Caching is the single highest-leverage performance technique in system design. The interview answer "we'd cache that" is right surprisingly often. The follow-up question is always "how exactly?". That's what this topic covers.
Where caches live
- Browser cache. The client itself stores responses.
- CDN cache. Covered separately. Edge-of-network.
- Reverse proxy cache. NGINX, Varnish.
- Application-level cache. Redis, Memcached. The "cache layer" you usually mean.
- In-process cache. A hash map in your app. Fastest, smallest, lost on restart.
- Database cache. The DB's own buffer pool. Mostly invisible to you.
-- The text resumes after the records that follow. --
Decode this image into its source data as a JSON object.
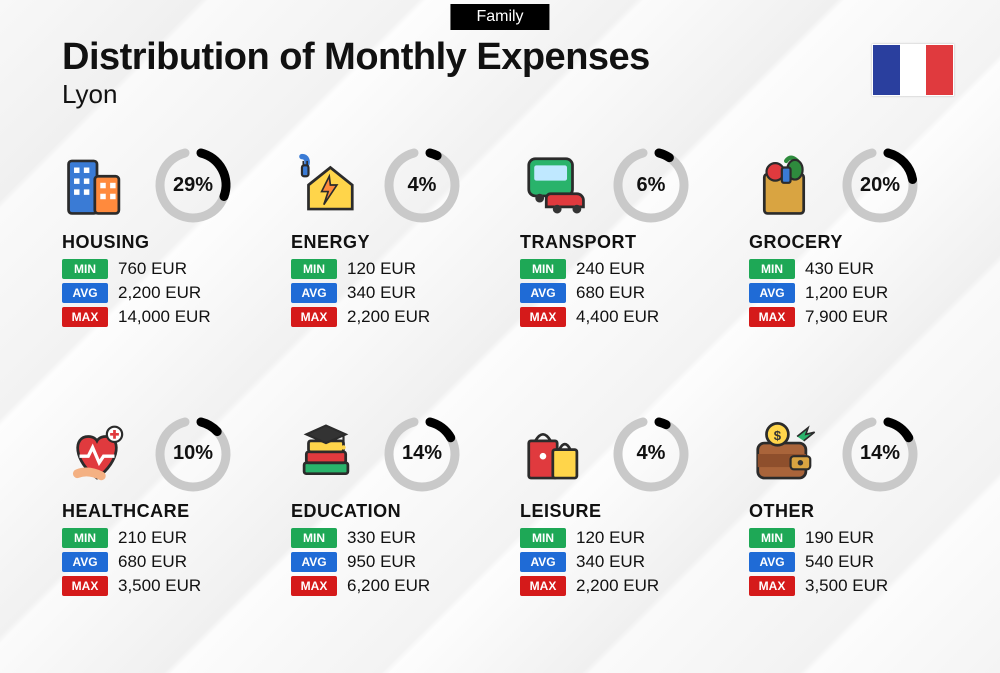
{
  "header": {
    "badge": "Family",
    "title": "Distribution of Monthly Expenses",
    "location": "Lyon"
  },
  "flag": {
    "stripes": [
      "#2a3f9e",
      "#ffffff",
      "#e03a3e"
    ]
  },
  "labels": {
    "min": "MIN",
    "avg": "AVG",
    "max": "MAX"
  },
  "label_colors": {
    "min": "#1ea856",
    "avg": "#1f6bd6",
    "max": "#d51a1a"
  },
  "donut": {
    "radius": 33,
    "stroke": 9,
    "track_color": "#c9c9c9",
    "arc_color": "#000000",
    "gap_angle_deg": 28
  },
  "typography": {
    "title_fontsize": 38,
    "title_weight": 800,
    "subtitle_fontsize": 26,
    "category_fontsize": 18,
    "category_weight": 800,
    "pct_fontsize": 20,
    "pct_weight": 800,
    "value_fontsize": 17
  },
  "categories": [
    {
      "key": "housing",
      "name": "HOUSING",
      "percent": 29,
      "percent_label": "29%",
      "min": "760 EUR",
      "avg": "2,200 EUR",
      "max": "14,000 EUR",
      "icon": "buildings"
    },
    {
      "key": "energy",
      "name": "ENERGY",
      "percent": 4,
      "percent_label": "4%",
      "min": "120 EUR",
      "avg": "340 EUR",
      "max": "2,200 EUR",
      "icon": "house-energy"
    },
    {
      "key": "transport",
      "name": "TRANSPORT",
      "percent": 6,
      "percent_label": "6%",
      "min": "240 EUR",
      "avg": "680 EUR",
      "max": "4,400 EUR",
      "icon": "bus-car"
    },
    {
      "key": "grocery",
      "name": "GROCERY",
      "percent": 20,
      "percent_label": "20%",
      "min": "430 EUR",
      "avg": "1,200 EUR",
      "max": "7,900 EUR",
      "icon": "grocery-bag"
    },
    {
      "key": "healthcare",
      "name": "HEALTHCARE",
      "percent": 10,
      "percent_label": "10%",
      "min": "210 EUR",
      "avg": "680 EUR",
      "max": "3,500 EUR",
      "icon": "heart-pulse"
    },
    {
      "key": "education",
      "name": "EDUCATION",
      "percent": 14,
      "percent_label": "14%",
      "min": "330 EUR",
      "avg": "950 EUR",
      "max": "6,200 EUR",
      "icon": "books-cap"
    },
    {
      "key": "leisure",
      "name": "LEISURE",
      "percent": 4,
      "percent_label": "4%",
      "min": "120 EUR",
      "avg": "340 EUR",
      "max": "2,200 EUR",
      "icon": "shopping-bags"
    },
    {
      "key": "other",
      "name": "OTHER",
      "percent": 14,
      "percent_label": "14%",
      "min": "190 EUR",
      "avg": "540 EUR",
      "max": "3,500 EUR",
      "icon": "wallet"
    }
  ]
}
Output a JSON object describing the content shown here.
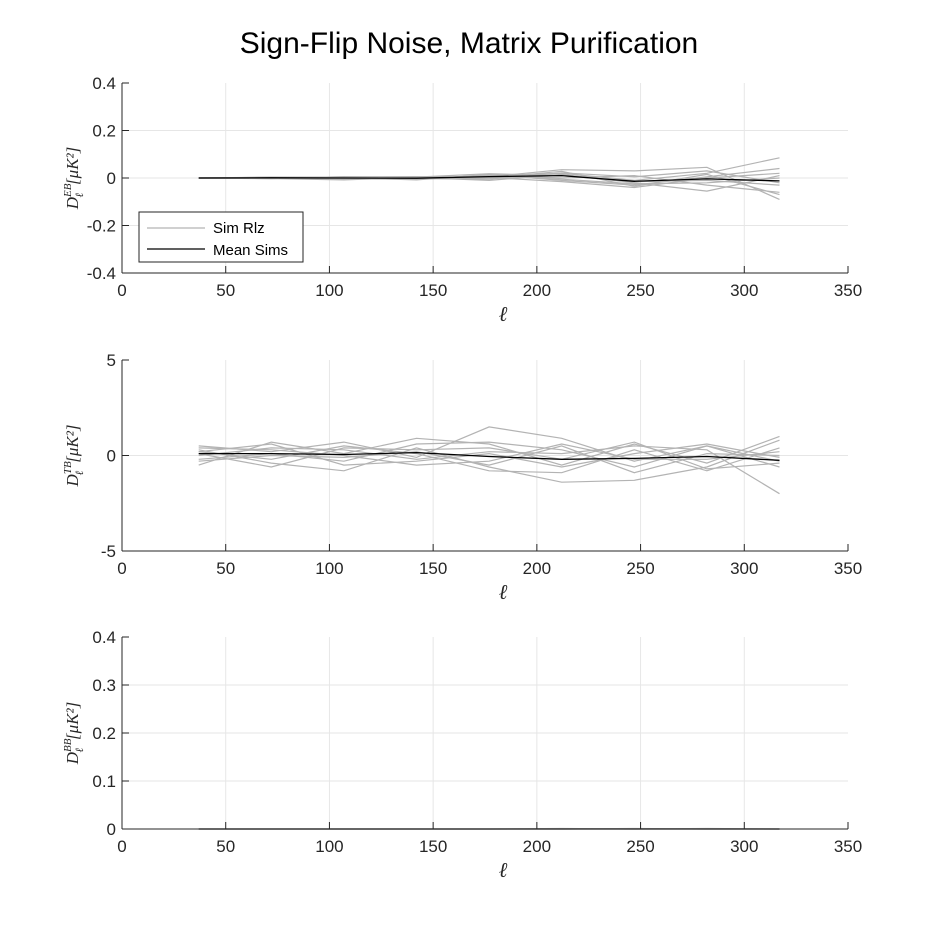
{
  "figure_title": "Sign-Flip Noise, Matrix Purification",
  "legend": {
    "sim_label": "Sim Rlz",
    "mean_label": "Mean Sims"
  },
  "colors": {
    "sim": "#b3b3b3",
    "mean": "#000000",
    "grid": "#e6e6e6",
    "axis": "#262626"
  },
  "ell_symbol": "ℓ",
  "chart_data": [
    {
      "type": "line",
      "panel": "EB",
      "xlabel": "ℓ",
      "ylabel_base": "D",
      "ylabel_sup": "EB",
      "ylabel_sub": "ℓ",
      "ylabel_unit": "[μK²]",
      "xlim": [
        0,
        350
      ],
      "ylim": [
        -0.4,
        0.4
      ],
      "xticks": [
        0,
        50,
        100,
        150,
        200,
        250,
        300,
        350
      ],
      "yticks": [
        -0.4,
        -0.2,
        0,
        0.2,
        0.4
      ],
      "ytick_labels": [
        "-0.4",
        "-0.2",
        "0",
        "0.2",
        "0.4"
      ],
      "grid": true,
      "legend_position": "bottom-left",
      "x": [
        37,
        72,
        107,
        142,
        177,
        212,
        247,
        282,
        317
      ],
      "sims": [
        [
          0.0,
          0.003,
          0.004,
          -0.004,
          0.01,
          0.02,
          -0.01,
          0.02,
          0.085
        ],
        [
          0.0,
          -0.002,
          -0.008,
          0.003,
          0.005,
          0.035,
          0.03,
          0.045,
          -0.09
        ],
        [
          0.0,
          0.004,
          0.002,
          -0.008,
          0.015,
          -0.01,
          -0.03,
          0.005,
          0.04
        ],
        [
          0.0,
          -0.003,
          0.006,
          0.002,
          -0.01,
          0.015,
          -0.02,
          -0.055,
          0.01
        ],
        [
          0.0,
          0.002,
          -0.004,
          -0.005,
          0.012,
          0.0,
          0.01,
          -0.03,
          -0.06
        ],
        [
          0.0,
          0.001,
          0.005,
          0.006,
          0.002,
          -0.015,
          -0.04,
          0.0,
          0.02
        ],
        [
          0.0,
          -0.001,
          -0.003,
          0.004,
          0.018,
          0.01,
          -0.015,
          -0.01,
          -0.03
        ],
        [
          0.0,
          0.003,
          0.001,
          -0.002,
          -0.005,
          0.022,
          0.005,
          0.03,
          -0.02
        ],
        [
          0.0,
          -0.002,
          0.003,
          0.001,
          0.008,
          -0.005,
          -0.025,
          -0.02,
          0.0
        ],
        [
          0.0,
          0.002,
          -0.002,
          -0.003,
          0.0,
          0.028,
          -0.035,
          0.015,
          -0.07
        ]
      ],
      "mean": [
        0.0,
        0.001,
        0.0,
        -0.001,
        0.006,
        0.01,
        -0.014,
        -0.004,
        -0.012
      ]
    },
    {
      "type": "line",
      "panel": "TB",
      "xlabel": "ℓ",
      "ylabel_base": "D",
      "ylabel_sup": "TB",
      "ylabel_sub": "ℓ",
      "ylabel_unit": "[μK²]",
      "xlim": [
        0,
        350
      ],
      "ylim": [
        -5,
        5
      ],
      "xticks": [
        0,
        50,
        100,
        150,
        200,
        250,
        300,
        350
      ],
      "yticks": [
        -5,
        0,
        5
      ],
      "ytick_labels": [
        "-5",
        "0",
        "5"
      ],
      "grid": true,
      "x": [
        37,
        72,
        107,
        142,
        177,
        212,
        247,
        282,
        317
      ],
      "sims": [
        [
          0.5,
          0.2,
          0.7,
          -0.1,
          1.5,
          0.9,
          -0.3,
          0.5,
          -0.3
        ],
        [
          -0.5,
          0.7,
          0.1,
          0.9,
          0.6,
          -0.5,
          0.6,
          -0.4,
          1.0
        ],
        [
          0.3,
          -0.4,
          -0.8,
          0.4,
          -0.6,
          -1.4,
          -1.3,
          -0.6,
          0.8
        ],
        [
          0.0,
          0.4,
          0.3,
          -0.2,
          0.2,
          0.1,
          0.5,
          0.3,
          -2.0
        ],
        [
          0.2,
          -0.2,
          0.5,
          0.1,
          -0.8,
          -0.9,
          0.3,
          -0.8,
          0.4
        ],
        [
          -0.2,
          0.1,
          -0.3,
          0.6,
          0.7,
          0.3,
          -0.6,
          0.5,
          -0.6
        ],
        [
          0.4,
          0.3,
          0.0,
          -0.5,
          -0.3,
          0.6,
          -0.2,
          -0.2,
          0.2
        ],
        [
          0.1,
          -0.6,
          0.4,
          0.3,
          0.4,
          -0.2,
          0.7,
          -0.7,
          -0.4
        ],
        [
          -0.3,
          0.0,
          -0.1,
          0.2,
          -0.5,
          0.5,
          -0.9,
          0.1,
          0.0
        ],
        [
          0.2,
          0.6,
          -0.5,
          -0.3,
          0.1,
          -0.6,
          0.1,
          0.6,
          -0.1
        ]
      ],
      "mean": [
        0.1,
        0.1,
        0.05,
        0.15,
        -0.05,
        -0.2,
        -0.15,
        -0.05,
        -0.25
      ]
    },
    {
      "type": "line",
      "panel": "BB",
      "xlabel": "ℓ",
      "ylabel_base": "D",
      "ylabel_sup": "BB",
      "ylabel_sub": "ℓ",
      "ylabel_unit": "[μK²]",
      "xlim": [
        0,
        350
      ],
      "ylim": [
        0,
        0.4
      ],
      "xticks": [
        0,
        50,
        100,
        150,
        200,
        250,
        300,
        350
      ],
      "yticks": [
        0,
        0.1,
        0.2,
        0.3,
        0.4
      ],
      "ytick_labels": [
        "0",
        "0.1",
        "0.2",
        "0.3",
        "0.4"
      ],
      "grid": true,
      "x": [
        37,
        72,
        107,
        142,
        177,
        212,
        247,
        282,
        317
      ],
      "sims": [
        [
          0,
          0,
          0,
          0,
          0,
          0.001,
          0,
          0.001,
          0
        ],
        [
          0,
          0,
          0,
          0,
          0,
          0,
          0.001,
          0,
          0
        ]
      ],
      "mean": [
        0,
        0,
        0,
        0,
        0,
        0,
        0,
        0,
        0
      ]
    }
  ]
}
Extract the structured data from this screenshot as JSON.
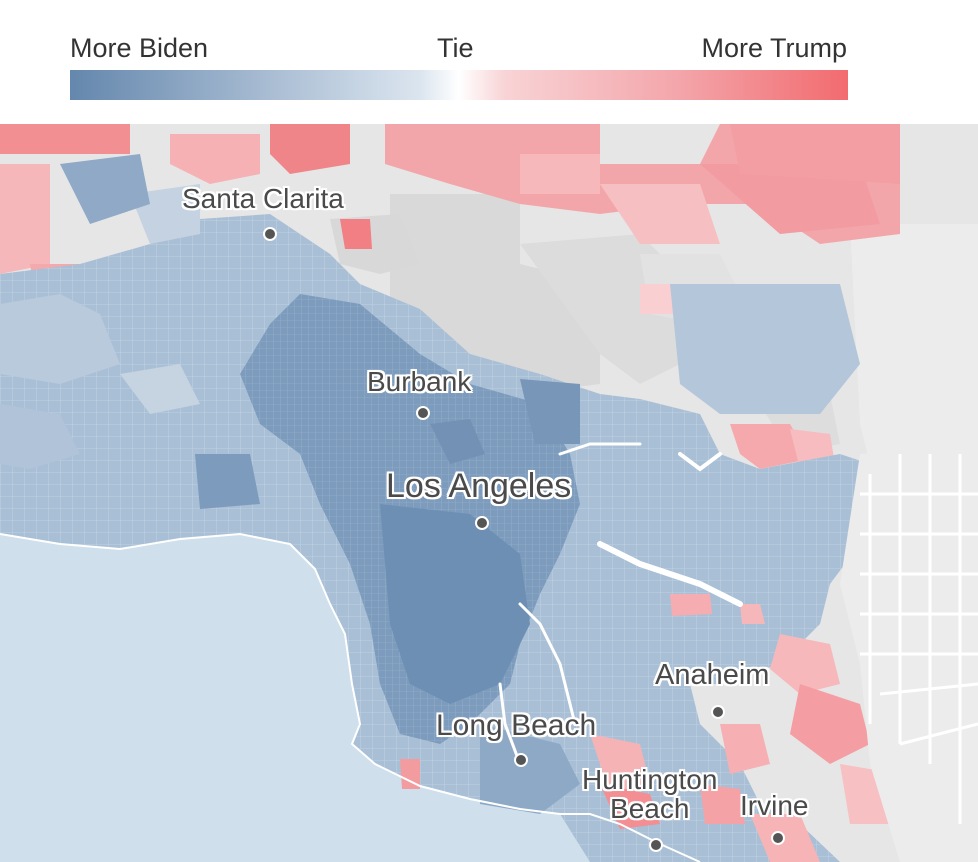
{
  "legend": {
    "left_label": "More Biden",
    "center_label": "Tie",
    "right_label": "More Trump",
    "biden_color": "#6487ad",
    "trump_color": "#f26b6f"
  },
  "map": {
    "ocean_color": "#cfe0ec",
    "land_color": "#e5e5e5",
    "cities": [
      {
        "name": "Santa Clarita",
        "label": "Santa Clarita"
      },
      {
        "name": "Burbank",
        "label": "Burbank"
      },
      {
        "name": "Los Angeles",
        "label": "Los Angeles"
      },
      {
        "name": "Anaheim",
        "label": "Anaheim"
      },
      {
        "name": "Long Beach",
        "label": "Long Beach"
      },
      {
        "name": "Huntington Beach",
        "label": "Huntington\nBeach"
      },
      {
        "name": "Irvine",
        "label": "Irvine"
      }
    ]
  }
}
The five read/write patterns
1. Cache-aside (lazy loading)
The application checks the cache first. If miss, it reads from the database, then populates the cache. Writes go directly to the database; the cache is invalidated.
data = cache.get(key)
if data is None:
data = db.query(key)
cache.set(key, data, ttl=300)
return data
Most popular pattern. Simple. Resilient (cache failure does not break reads, just makes them slower). Risk: cache and database can drift if invalidation is missed.
2. Read-through
The cache layer itself reads from the database on a miss. The application talks only to the cache. Simpler app code, but the cache library has to support it (DynamoDB DAX, Hazelcast).
3. Write-through
Every write goes to the cache and the database synchronously. The cache is always fresh. Cost: writes are slower (two systems must succeed).
4. Write-behind (write-back)
Writes go to the cache. The cache asynchronously flushes to the database. Fast writes. Risk: cache crash between write and flush loses data.
5. Write-around
Writes go straight to the database, skipping the cache. Cache is populated only on read. Useful when written data is rarely read soon after (event logs).
Pitfalls every cache designer hits
Cache stampede (thundering herd)
A popular cache key expires. Suddenly 10,000 requests miss simultaneously and all hit the database. The DB falls over. Mitigations: lock around cache fills (only one request rebuilds), early refresh (refresh before expiry while still serving stale), or probabilistic expiry.
Cache penetration
Attackers hit your system with random keys that don't exist. Every request misses cache and hits the database. Mitigation: cache the "not found" answer too, with short TTL.
Cache breakdown
One specific hot key expires and floods the DB before refilling. Mitigations: never expire hot keys, refresh in background, or use a write-through pattern for them.
Stale data
The DB has new data; the cache has old. User sees the old. The classic invalidation problem. Two approaches: short TTLs (eventual consistency, simpler), or explicit invalidation on write (consistent, more complex).
What to actually cache
Look for queries that:
- Are read often, written rarely.
- Are expensive to compute (joins, aggregations).
- Are the same for many users.
Don't cache things that are different per request, change every second, or are cheap to compute. Caching everything is a real anti-pattern.
Reasonable defaults
| Data type | TTL | Strategy |
|---|---|---|
| User profile | 10 min | Cache-aside, invalidate on update |
| Product catalog | 1 hour | Cache-aside |
| Session | 30 min sliding | Write-through |
| Authentication token | 5 min | Cache-aside, never longer than token |
| Computed feed | 1 min | Cache-aside, eventual consistency |
Caching is one of those topics where the basic ideas are easy but the operational nuance is everything. Start with cache-aside. Watch for stampedes. Plan invalidation explicitly. Most outage stories involving "the cache" are actually stories of weak invalidation strategies.